Updated: Sep 15, 2020

4 steps to live by for those of us who don't have a green thumb

We’ve all had a little green thumb envy. I’m the first to confess. As a child, visiting my aunts house on weekends I’d like to say it’s the stimulating conversation and summer BBQ antics I remember the most… but it’s not. No, most summer evenings you could find me snuggled up in her reading room nestled in amongst the perky potted trees and willowy ivy daintily hanging in their macrame hammocks. Even as a child I instinctively felt the power and subtle majesty of plants. They made the atmosphere feel fresh and comforting.

You're Not Alone

“The National Gardening Association of America stated in their 2020 report that indoor gardening in growing by leaps and bounds.”

Fast forward to thirty five year old me. Now I’m the one inviting weekend guests over in the summer. Unfortunately, I did not inherit my aunts seemingly Buddha like green thumb. Not even close. In fact at one point, and I’m almost embarrassed to admit this, I was literally buying new house plants monthly to replace the sadly departed that hadn’t survived my efforts. The guilt of my murderous spree led me to finally take a stand one sobering Saturday. I dove headfirst into house plants 101… and this is what I learned.

Five steps to live by if you don’t have a green thumb

1. Think low maintenance: Set yourself up for success with a game plan. Choose plants that need as little care as possible. When I first started collecting plants for my favorite windowsill I was admittedly overly ambitious. If I liked it… I bought it… it went in my window. I was in way over my head. Looking back I know now that I had plants with differing complex lighting, watering and climate needs all forced into the same space. Think of plants like your friends. They all thrive in different circumstances and have unique needs. If loved properly, they will grow, thrive and reward you with their beauty. Here are ten easy to grow house plants guaranteed to please: Aloe, Air Plants, Snake Plant, ZZ Plant, Jade, Succulents, Philodendron, Spider Plant, Chinese Money Plant and the Rabbit’s Ear.

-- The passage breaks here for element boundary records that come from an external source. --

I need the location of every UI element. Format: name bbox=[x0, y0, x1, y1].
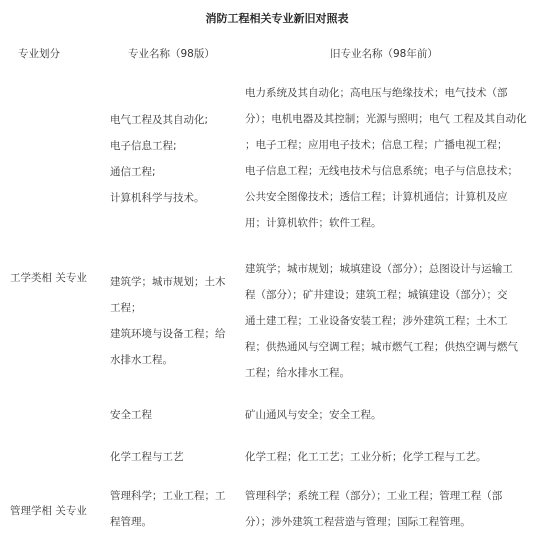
row-1-old-line: 电力系统及其自动化；高电压与绝缘技术；电气技术（部 bbox=[245, 87, 508, 99]
row-2-old-line: 程（部分）；矿井建设；建筑工程；城镇建设（部分）；交 bbox=[245, 289, 508, 301]
row-3-new-name bbox=[110, 402, 152, 428]
row-2-new-line: 建筑学；城市规划；土木 bbox=[110, 276, 226, 288]
row-1-old-line: 分）；电机电器及其控制；光源与照明；电气 工程及其自动化 bbox=[245, 113, 527, 125]
row-3-old-line: 矿山通风与安全；安全工程。 bbox=[245, 409, 382, 421]
row-2-old-name bbox=[245, 256, 518, 386]
row-4-old-line: 化学工程；化工工艺；工业分析；化学工程与工艺。 bbox=[245, 451, 487, 463]
category-engineering: 工学类相 关专业 bbox=[10, 272, 87, 284]
header-new-name: 专业名称（98版） bbox=[128, 48, 215, 60]
row-1-new-line: 计算机科学与技术。 bbox=[110, 192, 205, 204]
table-title: 消防工程相关专业新旧对照表 bbox=[205, 12, 349, 25]
row-2-new-line: 建筑环境与设备工程；给 bbox=[110, 328, 226, 340]
row-2-old-line: 程；供热通风与空调工程；城市燃气工程；供热空调与燃气 bbox=[245, 341, 518, 353]
row-2-old-line: 工程；给水排水工程。 bbox=[245, 367, 350, 379]
row-1-new-name bbox=[110, 107, 208, 211]
row-4-new-name bbox=[110, 444, 184, 470]
row-1-old-line: 公共安全图像技术；透信工程；计算机通信；计算机及应 bbox=[245, 191, 508, 203]
row-1-old-name bbox=[245, 80, 527, 236]
row-4-new-line: 化学工程与工艺 bbox=[110, 451, 184, 463]
row-5-old-line: 管理科学；系统工程（部分）；工业工程；管理工程（部 bbox=[245, 490, 503, 502]
row-1-old-line: ；电子工程；应用电子技术；信息工程；广播电视工程； bbox=[245, 139, 508, 151]
row-2-new-line: 水排水工程。 bbox=[110, 354, 173, 366]
row-2-old-line: 建筑学；城市规划；城填建设（部分）；总图设计与运输工 bbox=[245, 263, 513, 275]
row-2-new-name bbox=[110, 269, 226, 373]
category-management: 管理学相 关专业 bbox=[10, 505, 87, 517]
header-division: 专业划分 bbox=[18, 48, 60, 60]
row-3-old-name bbox=[245, 402, 382, 428]
row-5-old-line: 分）；涉外建筑工程营造与管理；国际工程管理。 bbox=[245, 516, 471, 528]
row-1-new-line: 电气工程及其自动化; bbox=[110, 114, 209, 126]
row-5-new-line: 程管理。 bbox=[110, 516, 152, 528]
row-2-new-line: 工程； bbox=[110, 302, 142, 314]
row-4-old-name bbox=[245, 444, 487, 470]
row-3-new-line: 安全工程 bbox=[110, 409, 152, 421]
header-old-name: 旧专业名称（98年前） bbox=[330, 48, 438, 60]
row-1-new-line: 通信工程; bbox=[110, 166, 156, 178]
row-1-old-line: 用；计算机软件；软件工程。 bbox=[245, 217, 382, 229]
row-5-new-name bbox=[110, 483, 226, 535]
row-5-old-name bbox=[245, 483, 502, 535]
row-5-new-line: 管理科学；工业工程；工 bbox=[110, 490, 226, 502]
row-2-old-line: 通土建工程；工业设备安装工程；涉外建筑工程；土木工 bbox=[245, 315, 508, 327]
row-1-new-line: 电子信息工程; bbox=[110, 140, 177, 152]
row-1-old-line: 电子信息工程；无线电技术与信息系统；电子与信息技术； bbox=[245, 165, 518, 177]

2. Looking on the bright side: Location can be everything. choose spots in your home that get consistent indirect sunlight. A sure way to kill a plant is to deprive it of sun. Windowsills are natural locations. If you haven’t got the sill or floor space, consider hanging plants. It’s a great way to maximize space especially if not many areas in your home get good natural lighting. Be careful not to place delicate plants in areas that get blasted with hot sunlight all day. I learned that the hard way. Tropical plants can take the high heat while more delicate varieties such as ferns will surely wither.

3. To water or not to water: Don’t be a nervous waterer! Set a watering schedule one to two times a week and stick to it. Remember, plants are living things and they need water to survive. But not too much. In my early plant hoarding days I was so eager to be the best plant mom that I watered them every other day. Don’t do that. I basically drowned them and the roots began to rot. Of all the tips I’ll list here I think this one is perhaps the most important. Before each watering press your finger into the soil to test. The soil should be consistently moist… not soggy…not dry. Also, invest in a water spritzer. Sometimes all your plants need is a sweet cool misting on a warm day.

4. Plants get cold too: If you live in cooler climates be careful not to leave your green friends in drafty areas. For example, If you live in Michigan during the winter season, take delicate plants out of the windowsills and bring them to table tops or cozier spots in your home. Droopy discolored leaves are a sure sign that a plant is suffering from cold shock. If this happens don’t panic. Place the plant in a warmer area for it to recover. The wilted leaves will die and fall off but with time new ones will take their place. Plants can be more resilient than we think and knowing how to read the signs of distress will help us to keep them healthy and happy for many years.

5. Choose your pot wisely: Drainage is a very important factor in the survival of your green friends. They depend on you to put them in a good home. A fun trick I learned is to use an inch of packing peanuts or styrofoam bits in the bottom of my pots. For larger pots try plastic bottles. It’s an inexpensive solution and a chance to recycle. Don’t for get to be mindful of the pot size. I know this sounds like a given but I’m going to say it anyways. Choose a container that gives the plant room to breath. If you have to cram the plant in… it probably needs a bigger pot. I had the most adorable vintage orange glass scooped vase. I wanted so badly to put my newest succulent in it. As I plopped the roots down into the glass it was immediately obvious that while I could have left it in the vase, the poor succulent had no room to grow or stretch out. I gave in and used a larger pot instead, saving my orange beauty for another time. It’s also worth saying that over the years it’s okay to repot plants. As they thrive and grow it’s always nice to give them a roomier abode to spread their roots.

Growing plants can be an incredibly relaxing and rewarding hobby. Plants clean our air and add to the positive flow of fresh energy in any space. Don’t be afraid to bring some greenery into your home. Even the smallest plants can give such joy. Begin with one or two and slowly build your collection. Remember, they aren’t the only ones growing… you are too! Good luck and may your garden always be Zen… no matter where it’s planted!